Tapi apakah kebiasaan unik semacam ini hanya ada di daerah tempat tinggal kami di Ilakojer, Jawa Timur? Kami telah melakukan riset kecil-kecilan pada kebiasaan masyarakat Sunda.
Menurut informan kami, Mbak @Nyainurjanah , sebetulnya tidak ada lauk wajib yang spesifik yang musti tersedia di tiap kesempatan bersantap. Tapi biasanya lauk yang sering tersedia adalah sambal, ikan asin, dan lalap/sayur-sayuran mentah. Namun dalam beberapa kesempatan juga tersedia lauk hati.
“Makan hati juga enak banget, tapi jangan dibaperin saja,” katanya seraya tertawa.
…
Tentang ini kami no-comment, deh…
Kembali ke soal tempe dan tahu sahabat kami. Kadangkala kami memasak lauk tempe dan tahunya terlalu banyak. Dan tempe dan tahu goreng sisa ini kami goreng lagi untuk lauk bersantap selanjutnya.

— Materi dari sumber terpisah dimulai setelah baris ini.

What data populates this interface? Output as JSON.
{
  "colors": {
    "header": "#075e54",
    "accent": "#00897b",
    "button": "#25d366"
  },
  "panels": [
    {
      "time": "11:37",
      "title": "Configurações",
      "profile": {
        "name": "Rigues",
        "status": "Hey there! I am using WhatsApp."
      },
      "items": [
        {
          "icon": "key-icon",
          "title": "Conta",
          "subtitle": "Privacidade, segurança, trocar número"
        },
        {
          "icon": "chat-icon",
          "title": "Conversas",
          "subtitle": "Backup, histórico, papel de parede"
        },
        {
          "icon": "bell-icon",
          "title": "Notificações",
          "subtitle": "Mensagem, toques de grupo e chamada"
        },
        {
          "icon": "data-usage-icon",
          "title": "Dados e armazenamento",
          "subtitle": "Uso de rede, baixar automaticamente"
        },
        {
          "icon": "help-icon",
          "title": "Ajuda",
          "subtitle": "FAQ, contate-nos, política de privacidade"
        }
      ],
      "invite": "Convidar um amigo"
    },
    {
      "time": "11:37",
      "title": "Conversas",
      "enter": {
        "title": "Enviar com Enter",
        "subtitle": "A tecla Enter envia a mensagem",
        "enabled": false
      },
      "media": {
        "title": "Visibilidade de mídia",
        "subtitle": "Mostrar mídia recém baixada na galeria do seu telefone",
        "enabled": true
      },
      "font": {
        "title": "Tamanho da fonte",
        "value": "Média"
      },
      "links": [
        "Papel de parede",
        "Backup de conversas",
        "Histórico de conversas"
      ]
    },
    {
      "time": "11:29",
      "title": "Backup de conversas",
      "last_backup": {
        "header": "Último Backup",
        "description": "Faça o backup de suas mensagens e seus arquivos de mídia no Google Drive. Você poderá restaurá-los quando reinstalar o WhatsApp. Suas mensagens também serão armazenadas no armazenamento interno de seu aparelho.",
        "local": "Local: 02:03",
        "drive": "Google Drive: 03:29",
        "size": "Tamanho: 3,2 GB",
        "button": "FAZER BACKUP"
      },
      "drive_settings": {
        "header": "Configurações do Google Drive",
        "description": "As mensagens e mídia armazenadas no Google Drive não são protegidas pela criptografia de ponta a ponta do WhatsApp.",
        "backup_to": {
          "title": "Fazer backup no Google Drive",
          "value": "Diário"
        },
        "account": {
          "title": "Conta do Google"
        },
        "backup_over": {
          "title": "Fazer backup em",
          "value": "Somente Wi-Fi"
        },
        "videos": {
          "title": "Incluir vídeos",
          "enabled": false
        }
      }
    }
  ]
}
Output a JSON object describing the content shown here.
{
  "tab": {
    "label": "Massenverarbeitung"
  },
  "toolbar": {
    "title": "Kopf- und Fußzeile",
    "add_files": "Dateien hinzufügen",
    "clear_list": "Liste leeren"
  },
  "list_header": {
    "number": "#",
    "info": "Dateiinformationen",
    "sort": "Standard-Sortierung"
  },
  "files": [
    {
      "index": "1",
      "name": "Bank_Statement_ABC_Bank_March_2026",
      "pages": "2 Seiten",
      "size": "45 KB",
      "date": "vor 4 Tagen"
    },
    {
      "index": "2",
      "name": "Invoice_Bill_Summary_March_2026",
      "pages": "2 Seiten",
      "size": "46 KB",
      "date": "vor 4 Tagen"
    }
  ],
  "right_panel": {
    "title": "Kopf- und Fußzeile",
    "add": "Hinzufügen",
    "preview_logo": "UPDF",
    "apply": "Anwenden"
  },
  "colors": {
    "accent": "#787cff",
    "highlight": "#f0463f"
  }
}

Nah, khusus untuk lauk tahu, tahu yang sudah digoreng berulang-ulang bagian luarnya akan makin renyah sementara bagian dalamnya akan makin berongga. Tahu goreng berongga semacam ini kami beri nama “tahu kopong.” The hollow tofu.
Pertanyaannya kemudian: “Emang kenyang cuma makan angin?”
Kenyang enggak, kembung iya!
Menyadari hal tersebut, kamipun putar otak. Kami mencari sesuatu yang mampu mengisi lubang ini. Apakah itu cinta? Apakah itu cita, yang akan mengisi lubang di dalam tahu?**
Ternyata jawabannya adalah: bihun goreng (yang kami duga bihun goreng ini awalnya juga makanan sisa semalam). Kami mengisi rongga kosong tahu kopongnya dengan bihun goreng penuh-penuh, yang kemudian kami celupkan ke dalam adonan tepung dan digoreng dalam minyak banyak hingga matang keemasan.
Nah, kadangkala karena kami terlalu penuh memasukkan bihun goreng ke dalam tahu kopongnya, ketika digoreng kulit tahu kopongnya tak jarang pecah dan bihun isiannyapun berhamburan mengotori minyak di penggorengan, seolah si bihunnya memberontak tidak ingin berada di dalam tahu. Dari sinilah, konon, tahu kopong isi bihun ini memperoleh namanya: tahu brontak. Tahu yang (isinya) memberontak. Njebrot pating pecotot.
By default, isi tahu brontak adalah bihun goreng, kadang ditambah dengan sedikit wortel yang dipotong korek api, dan disantap dengan cocolan saus petis dan lalap cabe rawit. Namun karena perkembangan jaman, selera konsumenpun berubah. Kalau selama ini mereka sudah cukup puas dengan tahu brontak isi bihun goreng, dan petis, sekarang mereka menuntut inovasi baru.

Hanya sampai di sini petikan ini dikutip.